Making Maple Syrup

In my last blog I spoke about the things that we do with our family that enrich our lives. I was fortunate enough to have my first experience with making maple syrup about a month ago.

We own about 400 acres in the Adirondack park. Our property has a wide variety of plants, animals, terrains, and environments. The one thing that we do not have an abundance of though is Sugar Maples. We do have a few though and my Mom was determined to try her hand at making Maple Syrup. We had a seasoned veteran walk the property and help identify trees, and my mom visited an old “sugar shack” in upstate Maine to get some advice from a life-long sugarer.

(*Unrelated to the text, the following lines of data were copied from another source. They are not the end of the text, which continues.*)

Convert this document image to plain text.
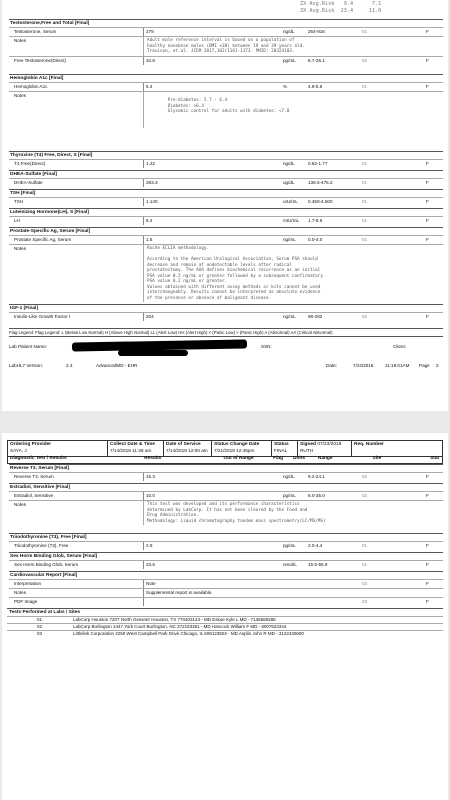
ZX Avg.Risk   9.4      7.1
3X Avg.Risk  23.4     11.0
Testosterone,Free and Total [Final]
Testosterone, Serum	279	ng/dL	264-916	01	F
Notes	Adult male reference interval is based on a population of
healthy nonobese males (BMI <30) between 19 and 39 years old.
Travison, et.al. JCEM 2017,102(1161-1173. PMID: 28324103.
Free Testosterone(Direct)	10.8	pg/mL	8.7-25.1	02	F
Hemoglobin A1c [Final]
Hemoglobin A1c	5.4	%	4.8-5.6	01	F
Notes
Pre-diabetes: 5.7 - 6.4
Diabetes: >6.4
Glycemic control for adults with diabetes: <7.0
Thyroxine (T4) Free, Direct, S [Final]
T4,Free(Direct)	1.22	ng/dL	0.82-1.77	01	F
DHEA-Sulfate [Final]
DHEA-Sulfate	283.3	ug/dL	138.5-475.2	01	F
TSH [Final]
TSH	1.140	uIU/mL	0.450-4.500	01	F
Luteinizing Hormone(LH), S [Final]
LH	6.4	mIU/mL	1.7-8.6	01	F
Prostate-Specific Ag, Serum [Final]
Prostate Specific Ag, Serum	1.5	ng/mL	0.0-4.0	01	F
Notes	Roche ECLIA methodology.

According to the American Urological Association, Serum PSA should
decrease and remain at undetectable levels after radical
prostatectomy. The AUA defines biochemical recurrence as an initial
PSA value 0.2 ng/mL or greater followed by a subsequent confirmatory
PSA value 0.2 ng/mL or greater.
Values obtained with different assay methods or kits cannot be used
interchangeably. Results cannot be interpreted as absolute evidence
of the presence or absence of malignant disease.
IGF-1 [Final]
Insulin-Like Growth Factor I	204	ng/mL	98-282	02	F
Flag Legend: Flag Legend: L (Below Low Normal) H (Above High Normal) LL (Alert Low) HH (Alert High) < (Panic Low) > (Panic High) A (Abnormal) AA (Critical Abnormal)
Lab Patient Name:	SSN:	Client:
LabHL7 Version:	2.3	AdvancedMD - EHR	Date:	7/23/2018	11:18:01AM Page 2
Ordering Provider
SAYA, J
Collect Date & Time
7/14/2018 11:29 am
Date of Service
7/14/2018 12:00 am
Status Change Date
7/21/2018 12:45pm
Status
FINAL
Signed 07/23/2018
RUTH
Req. Number
Diagnostic Test / Results	Results	Out of Range	Flag	Units	Range	Site	Stat
Reverse T3, Serum [Final]
Reverse T3, Serum	15.3	ng/dL	9.2-24.1	02	F
Estradiol, Sensitive [Final]
Estradiol, Sensitive	10.0	pg/mL	8.0-35.0	02	F
Notes	This test was developed and its performance characteristics
determined by LabCorp. It has not been cleared by the Food and
Drug Administration.
Methodology: Liquid chromatography tandem mass spectrometry(LC/MS/MS)
Triiodothyronine (T3), Free [Final]
Triiodothyronine (T3), Free	2.9	pg/mL	2.0-4.4	01	F
Sex Horm Binding Glob, Serum [Final]
Sex Horm Binding Glob, Serum	23.6	nmol/L	16.5-55.9	01	F
Cardiovascular Report [Final]
Interpretation	Note	03	F
Notes	Supplemental report is available.
PDF Image	03	F
Tests Performed at Labs / Sites
01	LabCorp Houston 7207 North Gessner Houston, TX 770403143 - MD Eskue Kyle L MD - 7136568288
02	LabCorp Burlington 1447 York Court Burlington, NC 272153361 - MD Hancock William F MD - 8007624344
03	Littlelink Corporation 2250 West Campbell Park Drive Chicago, IL 606123502 - MD Asplin John R MD - 3122430600
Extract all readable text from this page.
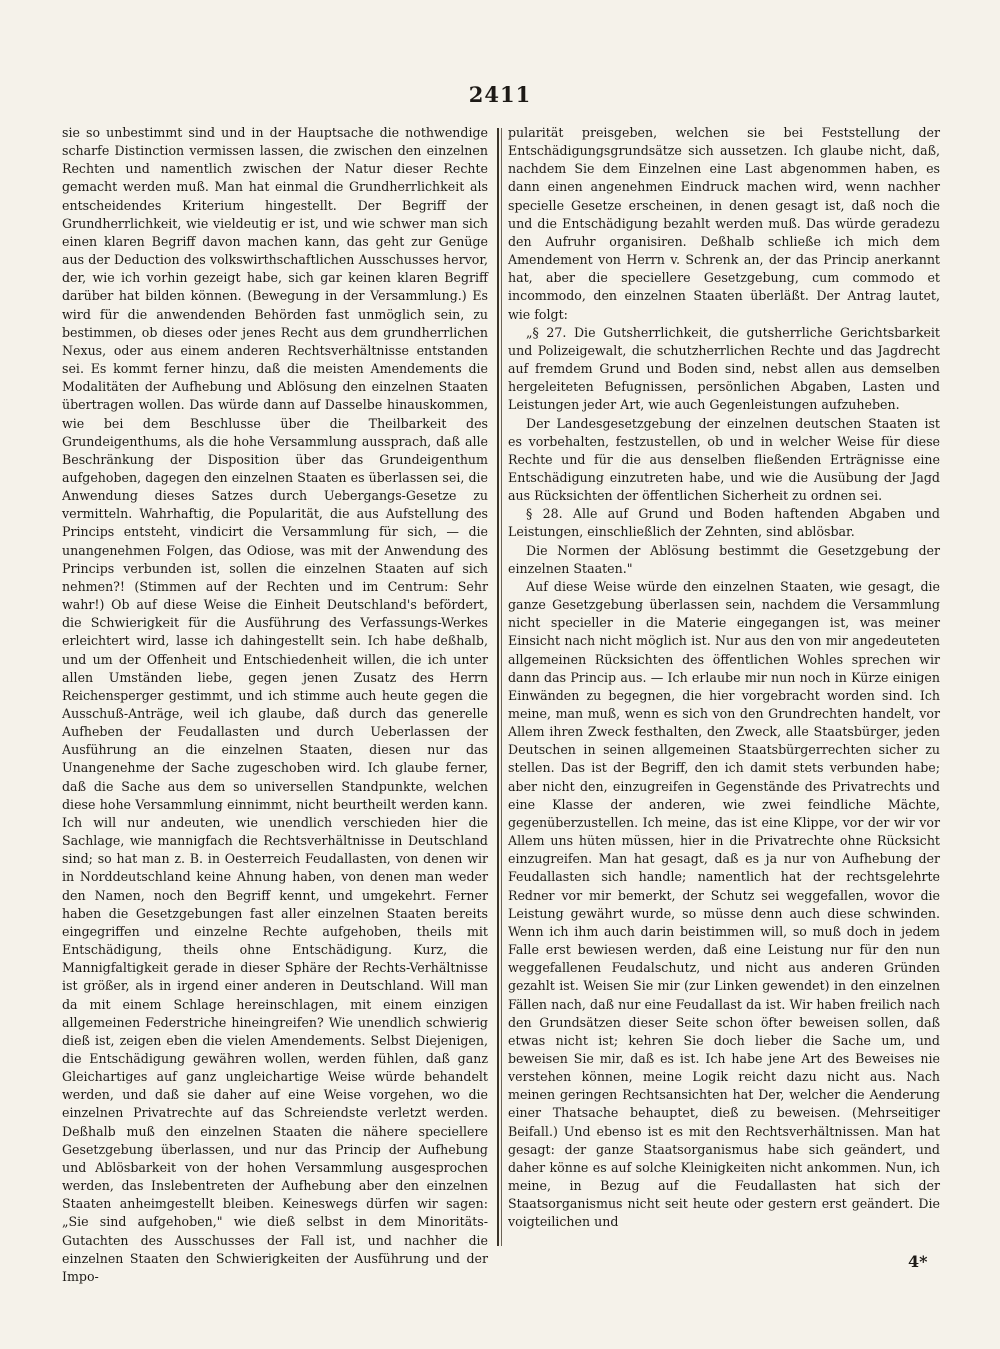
2411

sie so unbestimmt sind und in der Hauptsache die nothwendige scharfe Distinction vermissen lassen, die zwischen den einzelnen Rechten und namentlich zwischen der Natur dieser Rechte gemacht werden muß. Man hat einmal die Grundherrlichkeit als entscheidendes Kriterium hingestellt. Der Begriff der Grundherrlichkeit, wie vieldeutig er ist, und wie schwer man sich einen klaren Begriff davon machen kann, das geht zur Genüge aus der Deduction des volkswirthschaftlichen Ausschusses hervor, der, wie ich vorhin gezeigt habe, sich gar keinen klaren Begriff darüber hat bilden können. (Bewegung in der Versammlung.) Es wird für die anwendenden Behörden fast unmöglich sein, zu bestimmen, ob dieses oder jenes Recht aus dem grundherrlichen Nexus, oder aus einem anderen Rechtsverhältnisse entstanden sei. Es kommt ferner hinzu, daß die meisten Amendements die Modalitäten der Aufhebung und Ablösung den einzelnen Staaten übertragen wollen. Das würde dann auf Dasselbe hinauskommen, wie bei dem Beschlusse über die Theilbarkeit des Grundeigenthums, als die hohe Versammlung aussprach, daß alle Beschränkung der Disposition über das Grundeigenthum aufgehoben, dagegen den einzelnen Staaten es überlassen sei, die Anwendung dieses Satzes durch Uebergangs-Gesetze zu vermitteln. Wahrhaftig, die Popularität, die aus Aufstellung des Princips entsteht, vindicirt die Versammlung für sich, — die unangenehmen Folgen, das Odiose, was mit der Anwendung des Princips verbunden ist, sollen die einzelnen Staaten auf sich nehmen?! (Stimmen auf der Rechten und im Centrum: Sehr wahr!) Ob auf diese Weise die Einheit Deutschland's befördert, die Schwierigkeit für die Ausführung des Verfassungs-Werkes erleichtert wird, lasse ich dahingestellt sein. Ich habe deßhalb, und um der Offenheit und Entschiedenheit willen, die ich unter allen Umständen liebe, gegen jenen Zusatz des Herrn Reichensperger gestimmt, und ich stimme auch heute gegen die Ausschuß-Anträge, weil ich glaube, daß durch das generelle Aufheben der Feudallasten und durch Ueberlassen der Ausführung an die einzelnen Staaten, diesen nur das Unangenehme der Sache zugeschoben wird. Ich glaube ferner, daß die Sache aus dem so universellen Standpunkte, welchen diese hohe Versammlung einnimmt, nicht beurtheilt werden kann. Ich will nur andeuten, wie unendlich verschieden hier die Sachlage, wie mannigfach die Rechtsverhältnisse in Deutschland sind; so hat man z. B. in Oesterreich Feudallasten, von denen wir in Norddeutschland keine Ahnung haben, von denen man weder den Namen, noch den Begriff kennt, und umgekehrt. Ferner haben die Gesetzgebungen fast aller einzelnen Staaten bereits eingegriffen und einzelne Rechte aufgehoben, theils mit Entschädigung, theils ohne Entschädigung. Kurz, die Mannigfaltigkeit gerade in dieser Sphäre der Rechts-Verhältnisse ist größer, als in irgend einer anderen in Deutschland. Will man da mit einem Schlage hereinschlagen, mit einem einzigen allgemeinen Federstriche hineingreifen? Wie unendlich schwierig dieß ist, zeigen eben die vielen Amendements. Selbst Diejenigen, die Entschädigung gewähren wollen, werden fühlen, daß ganz Gleichartiges auf ganz ungleichartige Weise würde behandelt werden, und daß sie daher auf eine Weise vorgehen, wo die einzelnen Privatrechte auf das Schreiendste verletzt werden. Deßhalb muß den einzelnen Staaten die nähere speciellere Gesetzgebung überlassen, und nur das Princip der Aufhebung und Ablösbarkeit von der hohen Versammlung ausgesprochen werden, das Inslebentreten der Aufhebung aber den einzelnen Staaten anheimgestellt bleiben. Keineswegs dürfen wir sagen: „Sie sind aufgehoben," wie dieß selbst in dem Minoritäts-Gutachten des Ausschusses der Fall ist, und nachher die einzelnen Staaten den Schwierigkeiten der Ausführung und der Impo-

pularität preisgeben, welchen sie bei Feststellung der Entschädigungsgrundsätze sich aussetzen. Ich glaube nicht, daß, nachdem Sie dem Einzelnen eine Last abgenommen haben, es dann einen angenehmen Eindruck machen wird, wenn nachher specielle Gesetze erscheinen, in denen gesagt ist, daß noch die und die Entschädigung bezahlt werden muß. Das würde geradezu den Aufruhr organisiren. Deßhalb schließe ich mich dem Amendement von Herrn v. Schrenk an, der das Princip anerkannt hat, aber die speciellere Gesetzgebung, cum commodo et incommodo, den einzelnen Staaten überläßt. Der Antrag lautet, wie folgt:

„§ 27. Die Gutsherrlichkeit, die gutsherrliche Gerichtsbarkeit und Polizeigewalt, die schutzherrlichen Rechte und das Jagdrecht auf fremdem Grund und Boden sind, nebst allen aus demselben hergeleiteten Befugnissen, persönlichen Abgaben, Lasten und Leistungen jeder Art, wie auch Gegenleistungen aufzuheben.

Der Landesgesetzgebung der einzelnen deutschen Staaten ist es vorbehalten, festzustellen, ob und in welcher Weise für diese Rechte und für die aus denselben fließenden Erträgnisse eine Entschädigung einzutreten habe, und wie die Ausübung der Jagd aus Rücksichten der öffentlichen Sicherheit zu ordnen sei.

§ 28. Alle auf Grund und Boden haftenden Abgaben und Leistungen, einschließlich der Zehnten, sind ablösbar.

Die Normen der Ablösung bestimmt die Gesetzgebung der einzelnen Staaten."

Auf diese Weise würde den einzelnen Staaten, wie gesagt, die ganze Gesetzgebung überlassen sein, nachdem die Versammlung nicht specieller in die Materie eingegangen ist, was meiner Einsicht nach nicht möglich ist. Nur aus den von mir angedeuteten allgemeinen Rücksichten des öffentlichen Wohles sprechen wir dann das Princip aus. — Ich erlaube mir nun noch in Kürze einigen Einwänden zu begegnen, die hier vorgebracht worden sind. Ich meine, man muß, wenn es sich von den Grundrechten handelt, vor Allem ihren Zweck festhalten, den Zweck, alle Staatsbürger, jeden Deutschen in seinen allgemeinen Staatsbürgerrechten sicher zu stellen. Das ist der Begriff, den ich damit stets verbunden habe; aber nicht den, einzugreifen in Gegenstände des Privatrechts und eine Klasse der anderen, wie zwei feindliche Mächte, gegenüberzustellen. Ich meine, das ist eine Klippe, vor der wir vor Allem uns hüten müssen, hier in die Privatrechte ohne Rücksicht einzugreifen. Man hat gesagt, daß es ja nur von Aufhebung der Feudallasten sich handle; namentlich hat der rechtsgelehrte Redner vor mir bemerkt, der Schutz sei weggefallen, wovor die Leistung gewährt wurde, so müsse denn auch diese schwinden. Wenn ich ihm auch darin beistimmen will, so muß doch in jedem Falle erst bewiesen werden, daß eine Leistung nur für den nun weggefallenen Feudalschutz, und nicht aus anderen Gründen gezahlt ist. Weisen Sie mir (zur Linken gewendet) in den einzelnen Fällen nach, daß nur eine Feudallast da ist. Wir haben freilich nach den Grundsätzen dieser Seite schon öfter beweisen sollen, daß etwas nicht ist; kehren Sie doch lieber die Sache um, und beweisen Sie mir, daß es ist. Ich habe jene Art des Beweises nie verstehen können, meine Logik reicht dazu nicht aus. Nach meinen geringen Rechtsansichten hat Der, welcher die Aenderung einer Thatsache behauptet, dieß zu beweisen. (Mehrseitiger Beifall.) Und ebenso ist es mit den Rechtsverhältnissen. Man hat gesagt: der ganze Staatsorganismus habe sich geändert, und daher könne es auf solche Kleinigkeiten nicht ankommen. Nun, ich meine, in Bezug auf die Feudallasten hat sich der Staatsorganismus nicht seit heute oder gestern erst geändert. Die voigteilichen und

4*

My mom tapped 3 trees and hung buckets.
This was a great season for sugaring because of the cold nights and warm days. This temperature change is what makes the sap start to run through the tree. Over the course of a few weeks my mom collected and froze about 16 gallons of sap.
Over one weekend my dad, my mom, and I began boiling. We boiled, and boiled, and boiled….and on, and on.
On any normal weekend at the property we are all non stop all day. From ATV-ing to setting fires, clearing trails, and continuous upkeep it is rare to see anyone standing around for more than a few minutes. Unbeknownst to us at the time, we were about to be standing around for quite some time.
We had two pots boiling on an outdoor propane camping stove for 10 hours that day! We carefully monitored the temperature of the boiling sap as it began to thicken and caramelize. Once it reached the proper temperature and had reduced enough to be moved inside, the sky was dark and we were ready for dinner.
The next step was to continue cooking the sap until it was the proper consistency. We then strained the sap to remove as much of the “sugar sand” (or sugar protein) as possible. In commercial operations they press and strain out all of the sugar sand which is why commercial Maple Syrup is totally transparent. Since the sugar sand is perfectly safe and delicious we did not go through the trouble of removing it all.
With our precious 4 cups of Maple Syrup we decided who would be worthy of receiving a bottle and marveled at the effort and time it took to produce a product that is purely used for pleasure. It was such a great time spent with my parents and an eye opening adventure that I would not have ever experienced if my Mom had not pushed for us to try it.

May 24, 2013 | Category: Blog, Recipes | Comments: 1


One comment on “Making Maple Syrup

  1. scott

    Takes a lot of work making syrup, I have a freind that makes gallons of it and sells it here in Ohio. Taste is better than store bought. Good job!